分社化される新会社について現時点で明らかにされている情報はほとんどありませんが、人員削減が行われる可能性や、さらに現在の日本IBM本体の労働条件が果たして確保されるのかも不透明なため、労働組合は労働条件についての事前協議を求める要求書を提出しました。
現時点での情報
社員向けに開示されている様々な情報を読み解くと、以下のようなことが分かってきます。
1.人員削減が行われた場合でもIBMが提供するサービスの品質に変化はないとあります。つまり、人員削減はあるだろうということです。

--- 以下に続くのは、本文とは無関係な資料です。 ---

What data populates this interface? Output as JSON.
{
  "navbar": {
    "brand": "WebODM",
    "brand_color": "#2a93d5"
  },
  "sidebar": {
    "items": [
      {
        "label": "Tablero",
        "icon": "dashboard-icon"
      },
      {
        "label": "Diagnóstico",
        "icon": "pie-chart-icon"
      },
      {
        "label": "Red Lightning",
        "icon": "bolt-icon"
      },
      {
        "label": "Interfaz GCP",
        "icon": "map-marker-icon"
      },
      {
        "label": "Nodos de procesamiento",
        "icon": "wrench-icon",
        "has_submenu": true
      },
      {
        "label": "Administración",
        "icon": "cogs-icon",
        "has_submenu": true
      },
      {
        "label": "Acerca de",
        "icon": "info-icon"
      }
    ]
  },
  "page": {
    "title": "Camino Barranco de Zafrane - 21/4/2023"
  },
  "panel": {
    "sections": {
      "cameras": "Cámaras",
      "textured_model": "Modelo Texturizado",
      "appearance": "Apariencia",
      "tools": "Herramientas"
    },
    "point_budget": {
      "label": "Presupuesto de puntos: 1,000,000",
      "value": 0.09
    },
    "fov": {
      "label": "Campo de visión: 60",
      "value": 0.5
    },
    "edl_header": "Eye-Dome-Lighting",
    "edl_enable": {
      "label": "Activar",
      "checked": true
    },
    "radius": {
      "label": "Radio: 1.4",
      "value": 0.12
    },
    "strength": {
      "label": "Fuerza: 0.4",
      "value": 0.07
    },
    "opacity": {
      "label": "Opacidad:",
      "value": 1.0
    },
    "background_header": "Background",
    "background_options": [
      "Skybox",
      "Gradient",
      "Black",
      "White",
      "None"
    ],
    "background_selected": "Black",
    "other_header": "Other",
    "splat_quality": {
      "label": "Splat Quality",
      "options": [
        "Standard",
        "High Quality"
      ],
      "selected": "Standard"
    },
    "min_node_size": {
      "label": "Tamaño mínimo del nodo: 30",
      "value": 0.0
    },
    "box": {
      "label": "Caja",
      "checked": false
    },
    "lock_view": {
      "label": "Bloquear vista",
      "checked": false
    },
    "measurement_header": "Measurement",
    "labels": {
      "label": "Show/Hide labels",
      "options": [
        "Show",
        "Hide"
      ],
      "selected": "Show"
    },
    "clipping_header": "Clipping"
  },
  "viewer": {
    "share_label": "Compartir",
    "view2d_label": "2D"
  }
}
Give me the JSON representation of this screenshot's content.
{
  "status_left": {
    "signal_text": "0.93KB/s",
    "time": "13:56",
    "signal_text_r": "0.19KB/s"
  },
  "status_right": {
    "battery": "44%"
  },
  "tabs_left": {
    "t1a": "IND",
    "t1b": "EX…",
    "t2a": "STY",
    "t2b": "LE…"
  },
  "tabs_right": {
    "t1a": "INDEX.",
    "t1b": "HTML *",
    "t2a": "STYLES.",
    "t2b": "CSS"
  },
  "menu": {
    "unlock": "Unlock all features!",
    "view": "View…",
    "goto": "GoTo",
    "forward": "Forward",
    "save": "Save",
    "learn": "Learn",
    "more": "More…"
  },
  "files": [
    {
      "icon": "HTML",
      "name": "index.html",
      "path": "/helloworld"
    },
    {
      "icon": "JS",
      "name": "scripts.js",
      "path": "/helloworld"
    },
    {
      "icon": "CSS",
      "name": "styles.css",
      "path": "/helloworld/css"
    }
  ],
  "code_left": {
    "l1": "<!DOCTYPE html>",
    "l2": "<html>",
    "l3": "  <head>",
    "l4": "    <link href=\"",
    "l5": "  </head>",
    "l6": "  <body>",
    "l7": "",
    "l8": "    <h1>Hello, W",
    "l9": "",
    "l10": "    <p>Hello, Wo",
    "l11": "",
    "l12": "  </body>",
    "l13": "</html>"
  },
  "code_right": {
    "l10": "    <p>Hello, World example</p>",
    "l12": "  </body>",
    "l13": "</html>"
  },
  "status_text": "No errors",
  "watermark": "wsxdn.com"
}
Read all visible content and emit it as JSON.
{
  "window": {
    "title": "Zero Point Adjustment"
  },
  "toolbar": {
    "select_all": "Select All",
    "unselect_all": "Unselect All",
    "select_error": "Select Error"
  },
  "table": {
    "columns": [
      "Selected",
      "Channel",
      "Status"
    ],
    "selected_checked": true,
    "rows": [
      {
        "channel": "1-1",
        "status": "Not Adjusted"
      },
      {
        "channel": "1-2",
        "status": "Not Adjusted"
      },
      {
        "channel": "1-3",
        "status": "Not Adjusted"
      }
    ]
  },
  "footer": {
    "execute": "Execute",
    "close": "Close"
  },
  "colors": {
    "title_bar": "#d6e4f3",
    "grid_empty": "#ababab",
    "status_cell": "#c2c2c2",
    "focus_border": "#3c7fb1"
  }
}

2.新会社へ移籍する社員の労働条件は現在IBMで提供されているものと同水準になる予定とあり、さらに、新会社の福利厚生は競争力のあるものを提供予定とあります。これは、現在の労働契約がそのままの形で承継されないことを意味しています。
3.子会社の移籍対象社員は数ヶ月をかけて確定するとあります。つまり、子会社の社員も移籍対象となるということです。
組合員は協定で保護
組合員は次のような会社との協定で保護されています。
(協定)組合員の労働条件等の処遇に関して、または、組合の組合員に影響を及ぼす就業規則その他の関連規程もしくは人事制度の変更に関して、組合から団体交渉の申入れがあった場合には、これに誠実に応じる。この場合において、会社は、組合から提案された日に団体交渉を行えるよう調整に努める。
組合はこの協定に則して団体交渉を申し入れるとともに、事前協議同意要求を10月21日に提出しました。
要求内容
分社化に際して、日本ではどのように行われるかを明確にし、雇用と労働条件を守るために事前に十分に協議し、合意の上実施するよう要求しました。
1.日本での分社化について、以下を明らかにすること。
・分社化させる具体的な対象部署名はどこか。
・新会社として独立させるのか、それとも他社に売却するのか。
・どのような日本の法律に基づいて分社化されるのか。
・日本でのスケジュールはどうなるのか。
2.IJDSなどの子会社について、以下を明らかにすること。
・1番の分社化に伴って分社化される部署はあるのか。
・分社化される具体的な対象部署名はどこか。
・独立させるのか、それとも他社に売却するのか。
・どのような日本の法律に基づいて分社化されるのか。
・設立された新会社との資本関係はどうなるのか。
・日本IBMとの資本関係はどうなるのか。
・日本でのスケジュールはどうなるのか。
3.分社化される新会社へ異動する対象従業員について、以下を明らかにすること。
・異動対象となる部署の原則的な考え方。
・具体的な対象部署名、対象者、対象人数、対象雇用形態。
・出向、転籍、移籍などの異動方法。
・労働条件(賃金、福利厚生、勤務地など)の変更の有無。
・本人合意の取得方法。
4.分社化される新会社へ異動する対象従業員のうち、組合に所属している組合員名を明らかにすること。
5.項4の組合員の労働条件を低下させないよう、組合と事前に十分協議し、合意の上で異動させること。